1
votes

I have a simple pcolor plot in Matlab (Version R 2016b) which I have uploaded as shown in the image below. I need to get only the blue sloped line which extends from the middle of the leftmost corner to the rightmost corner without hard-coding the matrix values.

For instance: One can see that the desired slope line has values somewhere approximately between 20 to 45 from the pcolor plot. (From a rough guess just by looking at the graph)

I'm applying the following code on the matrix named Slant which contains the plotted values.

load('Slant.mat');
Slant(Slant<20|Slant>50)=0;
pcolor(Slant); colormap(jet); shading interp; colorbar;

As one can see I hard-coded the values which I don't want to. Is there any method of detecting certain matrix values while making the rest equal to zero?

I used an other small algorithm of taking half the maximum value from the matrix and setting it to zero. But this doesn't work for other images.

[maxvalue, row] = max(Slant);
max_m=max(maxvalue);
Slant(Slant>max_m/2)=0;
pcolor(Slant); colormap(jet); shading interp; colorbar;

Slope Image

2
Is the matrix nonzero everywhere in the image?flawr
The matrix is non-zero in the colored region. Outside that it has values of zero.Sack11
Why do you use such a big matrix with so many entries that do not add anything? What properties does this line have that distinguishes it from the rest of the picture? Without any knowledge about what structure and information you expect this seems to be impossible to solve.flawr
The matrix is from certain measurements. The other entries are made zero because of the knowledge from standard noise. (I know prior that these rows and columns are noise values).The line is the measurement data of a moving vehicle/object. As I included in the question, by visual inspection one can easily guess that the value of the line is somewhere between 20 and 45. But I don't want to hard code it, I just want to remove the other background values like the yellow colored values (It doesn't have to be precise but clear enough so that the line is visible)Sack11
"by visual inspection" does not help anything, because you want to use a computre. Is this line always going to be a straight line? Does it always have the same thickness? Does it always have the same angle? Is it brighter /darker than the rest of the image?

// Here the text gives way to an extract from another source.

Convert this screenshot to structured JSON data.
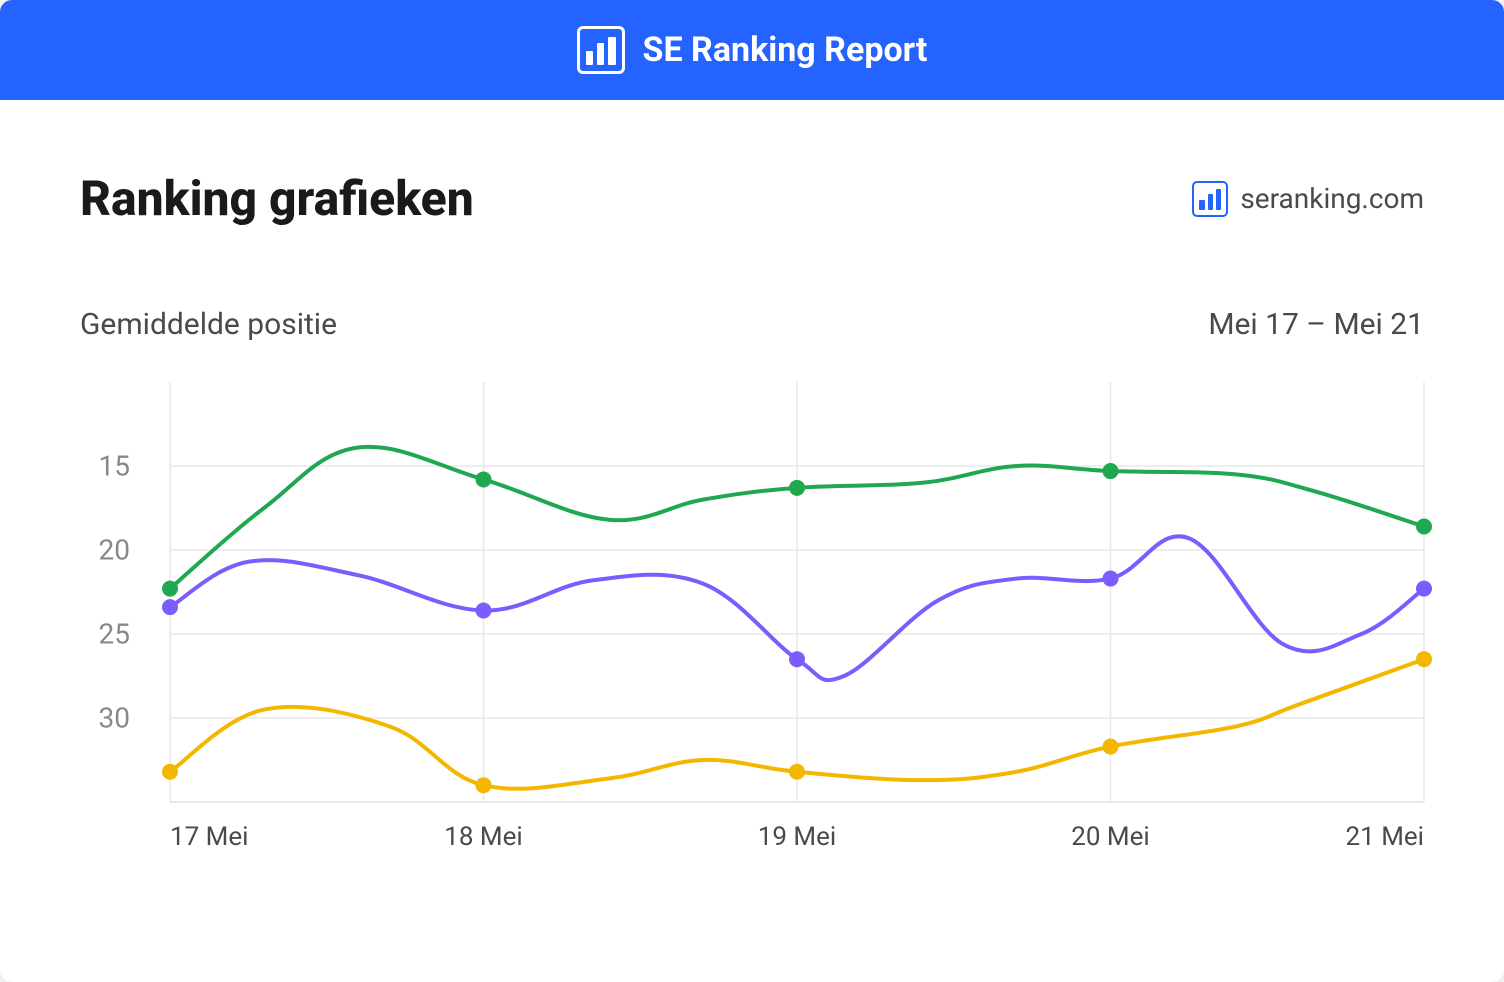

How can you tell it apart from the rest of the noise?flawr

2 Answers

1
votes

Here is another suggestion:

  1. Remove all the background.
  2. Assuming this "line" results in a Bimodal distribution of the data (after removing the zeros), find the lower mode.
  3. Assuming the values of the line are always lower than the background, apply a logic mask that set to zeros all values above the minimum + 2nd_mode, as demonstrated in the figure below (in red circle):

line_hist

Here is how it works:

A = Slant(any(Slant,2),:); % save in A only the nonzero data

Now we have A that looks like this:

A

[y,x] = findpeaks(histcounts(A)); % find all the mode in the histogram of A
sorted_x = sortrows([x.' y.'],-2); % sort them by their hight in decendet order
mA = A<min(A(:))+sorted_x(2,1); % mask all values above the second mode
result = A.*mA; % apply the mask on A

And we get the result:

result


The resulted line has some holes within it, so you might want to interpolate the whole line from the result. This can be done with simple math on the indices:

[y1,x1] = find(mA,1); % find the first nonzero row 
[y2,x2] = find(mA,1,'last'); % find the last nonzero row
m = (y1-y2)/(x1-x2); % the line slope
n = y1-m*x1; % the intercept
f_line = @(x) m.*x+n; % the line function

So we get a line function f_line like this (in red below):

interp_line

Now we want to make this line thicker, like the line in the data, so we take the mode of the thickness (by counting the values in each column, you might want to take max instead), and 'expand' the line by half of this factor to both sides:

thick = mode(sum(mA)); % mode thickness of the line
tmp = (1:thick)-ceil(thick/2); % helper vector for expanding
rows = bsxfun(@plus,tmp.',floor(f_line(1:size(A,2)))); % all the rows for each coloumn
rows(rows<1) = 1; % make sure to not get out of range
rows(rows>size(A,1)) = size(A,1); % make sure to not get out of range
inds = sub2ind(size(A),rows,repmat(1:size(A,2),thick,1)); % convert to linear indecies
mA(inds) = 1; % add the interpolation to the mask
result = A.*mA; % apply the mask on A

And now result looks like this:

inter and thick

1
votes

Idea: Use the Hough transform:

First of all it is best to create a new matrix with only the rows and columns we are interested in.

In order to apply matlab's built in hough we have to create a binary image: As the line always has lower values than the rest, we could e.g. determine the lowest quartile of the brightnesses present in the picture (using quantile, and set these to white, everything else to black.

Then to find the line, we can use hough directly on that BW image.